You used to love it but now.......................


Here's a fun question or maybe even a thought provoking one.

I guess we've all been listening to music for a very long time,what music/artists did you used to love or listen to a lot but now you struggle to sit through?
Not stuff you always hated.
Nor stuff that's been over-exposed,there's a whole list of great music that loses it value due to just being played far too much either by yourself or via the radio.
I'm not even talking about stuff that in hindsight you realise you probably overrated although that may play a part.

I listen still to a lot of stuff I liked 25 years ago and still get a kick out of it,some of it makes me misty eyed and nostalgic,some of I still enjoy the energy,an awful lot I've replaced on CD in recent years,hundreds of records actually.
Despite the fact that I can now hear influences, flaws,imperfections,naivety, even some crassness in the music that I didn't at the time,there is still a powerful effect from an awful lot of it.

However I seem to work on some kind of internal sub-conscious clock because some stuff I absolutely adored just leaves me cold now but I have the feeling at some other time in the future I may latch back onto it but not now.
Anybody guess why that is?

The bands/albums at this moment I'm struggling with are Sychronicity by the Police,Ocean Rain by Echo and The Bunnymen both records I liked a lot at the time but are a drag for me at this present time.The main band to show this effect are U2 who I loved at one time but I can barely stand to listen to them now,15 years ago or so I must have played The Joshua Tree to death and yet now I get nothing out of it,it just falls flat.

Who does this to you and anybody work out why this happens to you?
Or am I a bit nuts?
ben_campbell
I can still listen to the Eagles but mainly for the first few minutes of Hotel California with the drum and guiter riffs.
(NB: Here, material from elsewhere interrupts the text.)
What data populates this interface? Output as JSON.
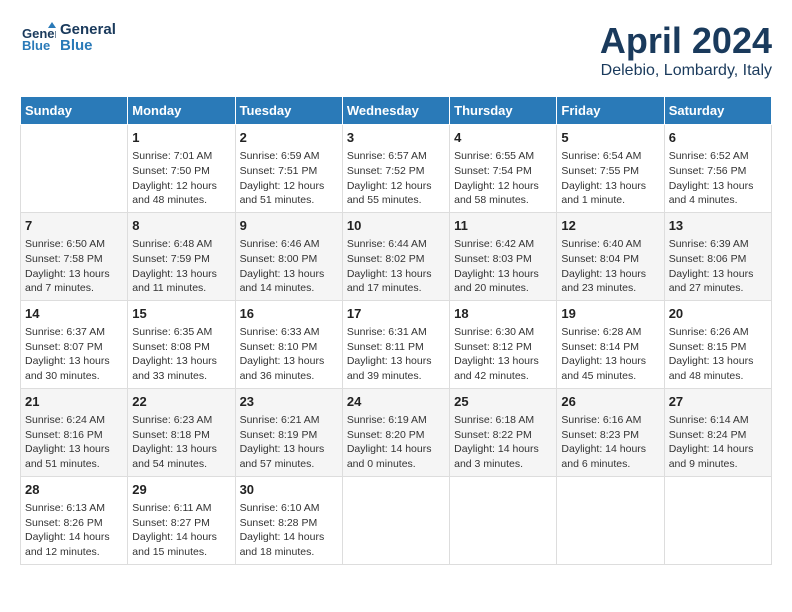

Don Henley has some good new stuff -Inside Job. I find it hard to listen to the 60's and 70's oldies on my system due to compression but it's ok in the car for short periods. I can no longer listen to the Beatles or 80's and 90's music. Still like CSN&Y and America.
I have moved to classical and jazz and female vocals as Diana Krall, Alison Krauss, Karrin Allyson, Dianne Reeves, Jane Monheit, Patricia Barber, Natalie Cole, Holly Cole, Bonnie Raitt, and Joni Mitchell.
I have become old and sentimental.
John Dean
I still love the unique bands. The ones' whose sound has never been copied like Jethro Tull. The inspirational mixed with pure genius like Kate Bush. Or the beginnings of something I'll love the outcome of. For example, I love Wilco but realize that an older love named Dumptruck started the loose, bizarre, country-alt-pop thing.

If anything, I find most of the popular stuff of yesteryear pretty horrible. The funny part is that I didn't like it when it was popular. I liked it once it wasn't popular. And now look back on it as a big mistake. Would anyone like a Billy Joels Greatest Hits CD? Don't all raise your hands at once. How about Fleetwood Mac? Or the Eagles? Or any other late 70's band I hated in High School, like in college, loved with better hifi equipment, and now find completely boring.
I loved Jethro Tull. Seen them a dozen times. Best show was with Electric Light Orchestra. Now, everytime I try to play any of their albums or cd's, I terminate the session after a few tunes. But, for their time, they were one of the most creative rock bands to emerge.

For those of you who have seen them in concert, you'll know what this means: "Don't let anyone ever tell you that Jethro Tull doesn't have their sh_t together."
I bought all the Zep stuff on CD and played it once. I just could not get into it. I would go for a jog with my headphones and physical graffiti. Still didn't move me. Then I bought a scout turntable and zep zoso. This is what I grew up with. As time goes by the vinly zep collection will grow.

I do agree that U2 is like nails on a chalk board.